Not having this much problems fixed in the API is being currently worked on with DX12 and Vulcan. The point being removing a huge bunch of the abstraction provided by dx/opengl and thus forcing the dev to write more sensible code.

Currently the engine developer in graphics programming writes something and in reality he has no way of knowing what actually happens on the hardware (the API is just too high level to able to really know much). From there it is the hardware providers job to take out their own debugging tools and make sure correct things happen by having a custom code path in the driver.

washadjeffmad 3811 days ago

It's a bit of the opposite, actually. There was a great article posted here (titled "Why I'm excited for Vulkan") where they explain how proprietary "tricks" GPU vendors use account for much of the necessity for game specific driver updates and optimizations. Game patches are to game bugs what driver updates (or "game profiles") are to what?

Lower level APIs like DX12 and Vulkan remove the competitive advantage vendor dependent performance creates, so well-coded games can perform consistently with lower overhead across ranges of hardware without having to rely on vendors to patch in the shortcuts through their drivers.

Currently, it's like filming a movie with IMAX specifications, then finding out that at different cinema chains it played with quality aberrations because their projectors didn't truly follow IMAX spec. The chains can fix it, but you're already getting blamed for the movie's issues. However, for a little money, on your next film they offer to work closely with you to ensure it shows the way you intended in their theaters. And no, they can't just tell you how to fix it-- their projection technology is a trade secret.

LoSboccacc 3811 days ago

Eh given the constraints as you spell them out it seems a clear at the release moment driven by a shader could work.

pandaman 3811 days ago

This is probably because my explanation is very brief. I don't see how a shader (a program running on the GPU) can detect that the OS has killed a process and initiate a clear.

LoSboccacc 3811 days ago

shader is a program executed by the gpu and can manipulate the memory, driver can create a fake surface out the freed memory and run the shader on it (which would avoid the need of zeroing the memory from the cpu trough the pcie)

interpol_p 3811 days ago

I don't get it, though. How can the reason be due to benchmarks / performance seeking?

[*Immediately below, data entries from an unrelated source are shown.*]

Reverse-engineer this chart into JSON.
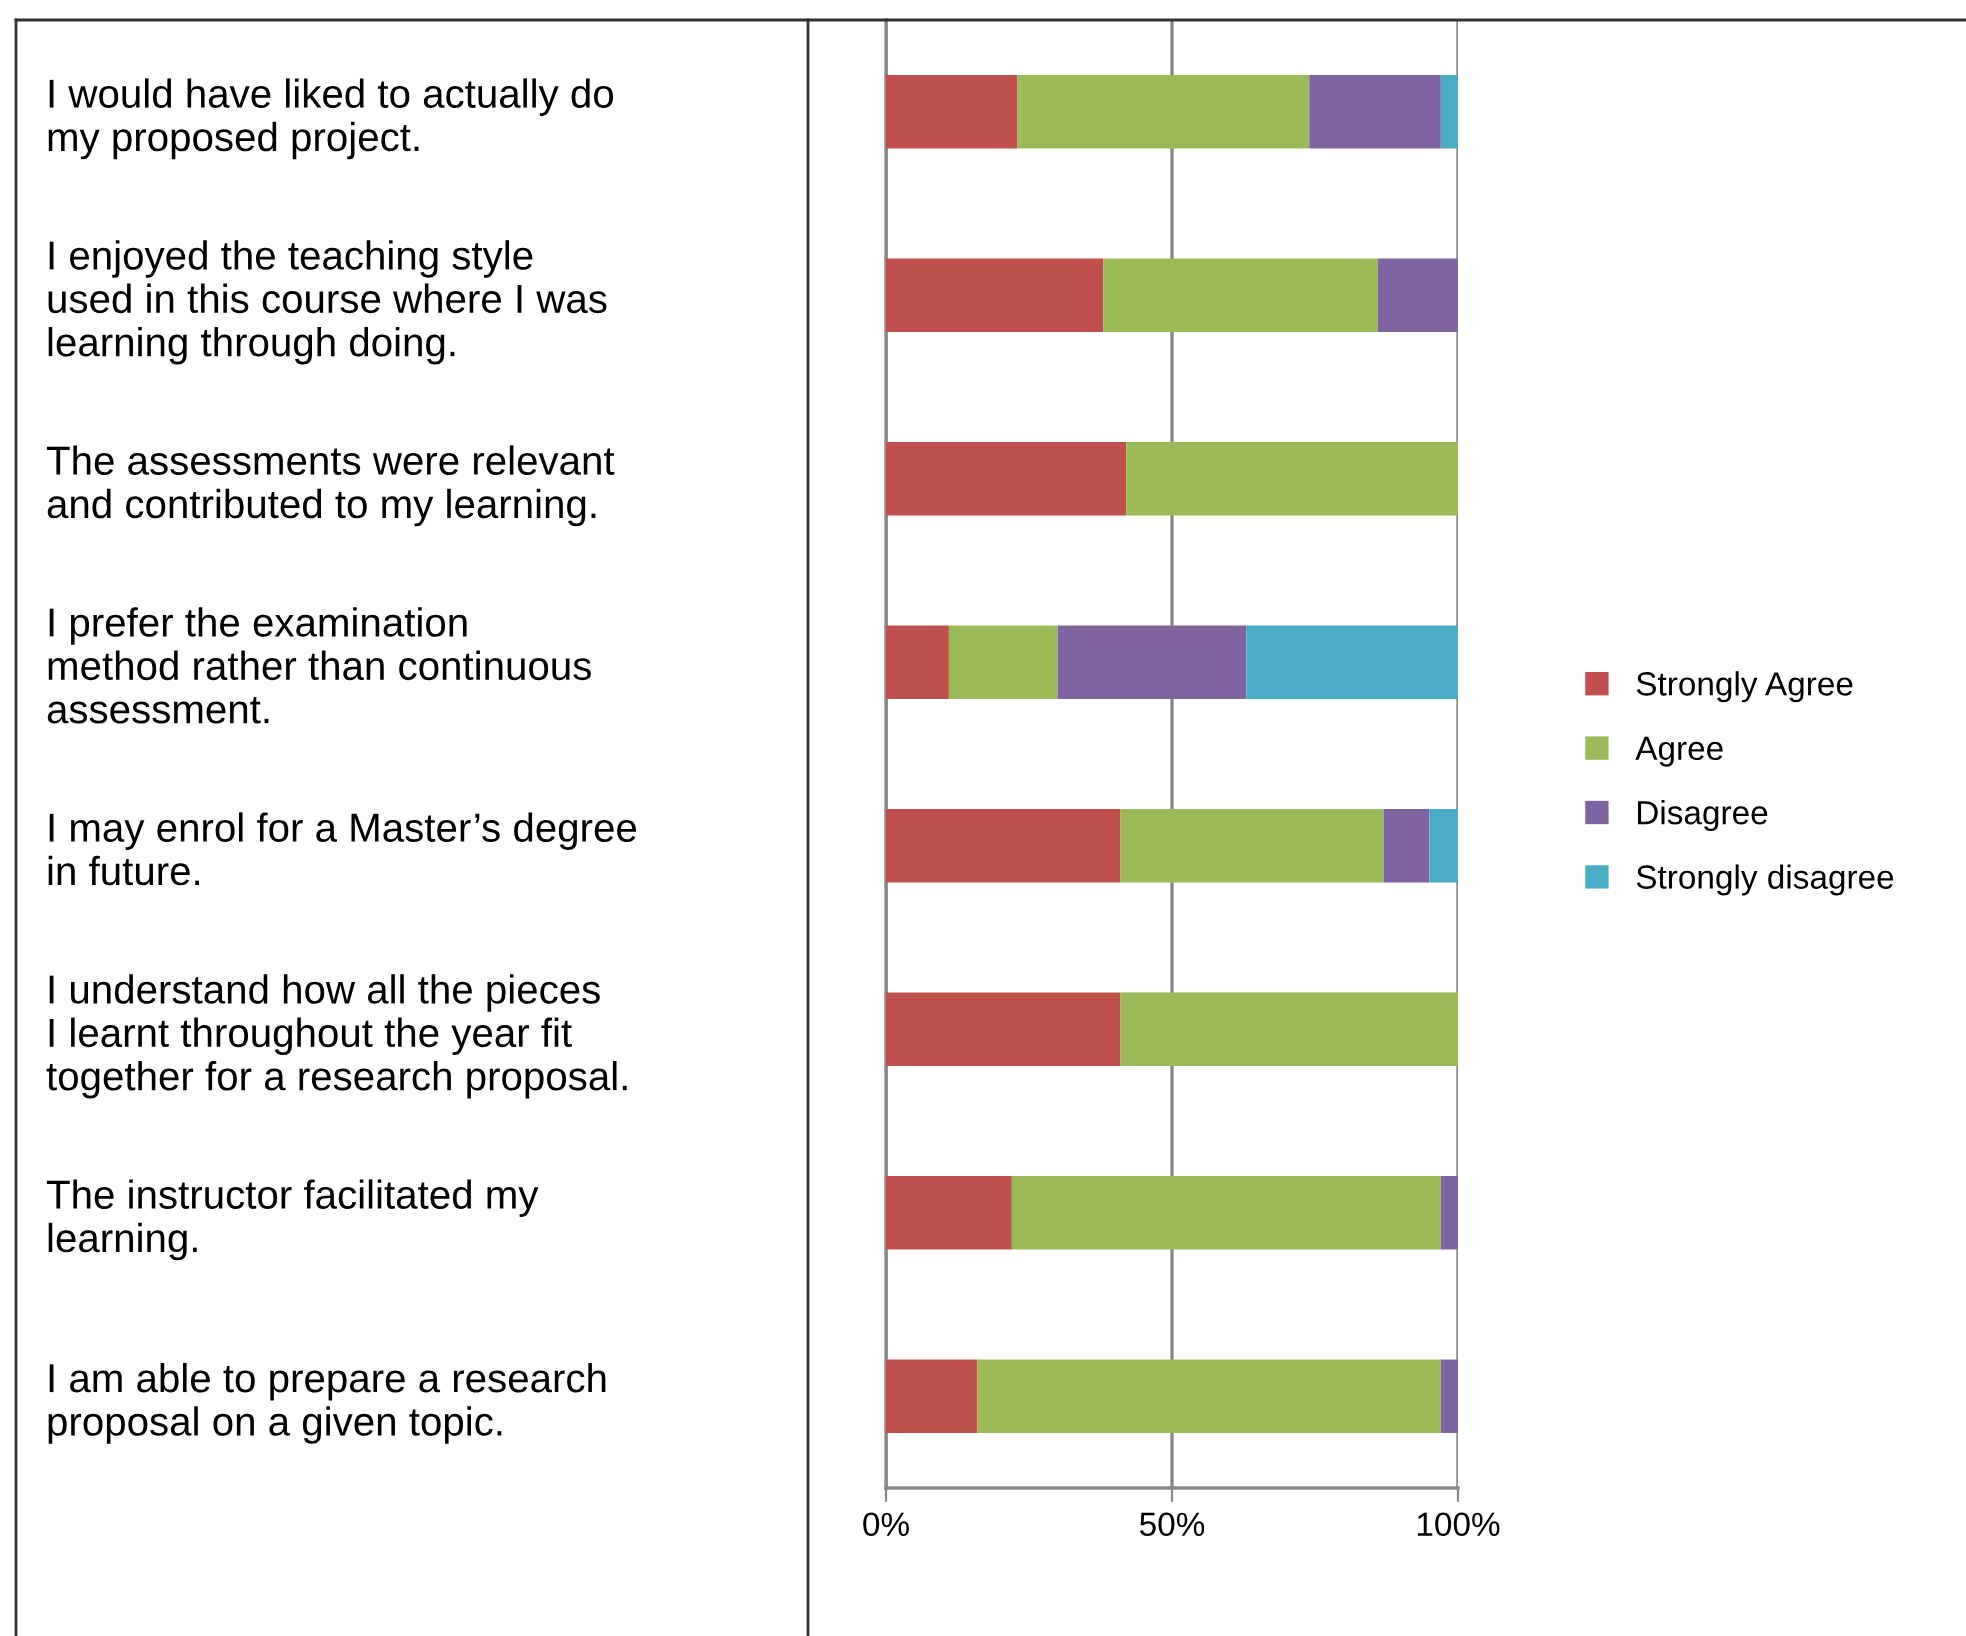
{
  "chart_data": {
    "type": "bar",
    "orientation": "horizontal",
    "stacked": true,
    "categories": [
      "I would have liked to actually do\nmy proposed project.",
      "I enjoyed the teaching style\nused in this course where I was\nlearning through doing.",
      "The assessments were relevant\nand contributed to my learning.",
      "I prefer the examination\nmethod rather than continuous\nassessment.",
      "I may enrol for a Master’s degree\nin future.",
      "I understand how all the pieces\nI learnt throughout the year fit\ntogether for a research proposal.",
      "The instructor facilitated my\nlearning.",
      "I am able to prepare a research\nproposal on a given topic."
    ],
    "series": [
      {
        "name": "Strongly Agree",
        "color": "#c0504d",
        "values": [
          23,
          38,
          42,
          11,
          41,
          41,
          22,
          16
        ]
      },
      {
        "name": "Agree",
        "color": "#9bbb59",
        "values": [
          51,
          48,
          58,
          19,
          46,
          59,
          75,
          81
        ]
      },
      {
        "name": "Disagree",
        "color": "#8064a2",
        "values": [
          23,
          14,
          0,
          33,
          8,
          0,
          3,
          3
        ]
      },
      {
        "name": "Strongly disagree",
        "color": "#4bacc6",
        "values": [
          3,
          0,
          0,
          37,
          5,
          0,
          0,
          0
        ]
      }
    ],
    "xlim": [
      0,
      100
    ],
    "xticks": [
      {
        "value": 0,
        "label": "0%"
      },
      {
        "value": 50,
        "label": "50%"
      },
      {
        "value": 100,
        "label": "100%"
      }
    ],
    "grid": "x",
    "legend": "right"
  }
}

The driver simply has to zero the buffer when the new OpenGL / graphics context is established. It's once per application establishing a context, not per-frame (the application is responsible for per-frame buffer clearing and the associated costs). At worst this would lengthen the amount of time a GPU-using application takes to start up and open new viewports, but that hardly seems like it would matter or even register on any benchmarks.

c0n5pir4cy 3811 days ago

The thing is it probably not once per application. I'd imagine using multiple frame buffers in an application is actually quite common and could change quite often while an application is running; especially in complex applications like games. It's probably not enough of a hit to really justify not clearing the buffer but it's enough to make it noticeable in the benchmark race.

CountSessine 3811 days ago

Across an entire computer system? For all applications? Even games? Sharing data across process boundaries is undesirable, but is something most computer users would accept if the alternative was reduced performance.

Why not just fix this in the browser? The real issue here is that this data isn't just being shared across processes but potentially with websites through malicious webgl.

Dylan16807 3811 days ago

If you can waste the time on allocating a buffer, you can waste the time on zeroing it. If you're in a hot loop you shouldn't be allocating giant chunks of memory.

CountSessine 3811 days ago

It would be interesting to know how the cost of allocating a new fbo would compare to the cost of zeroing it out. My guess is that the cost of getting into the kernel to do the allocation in the first place would dominate, but by how much would be something neat to measure.

chris_wot 3811 days ago

If it's costing a lot of time to clear a buffer, doesn't that tend to indicate that's something the video card manufacturer should design an enhancement or fix for?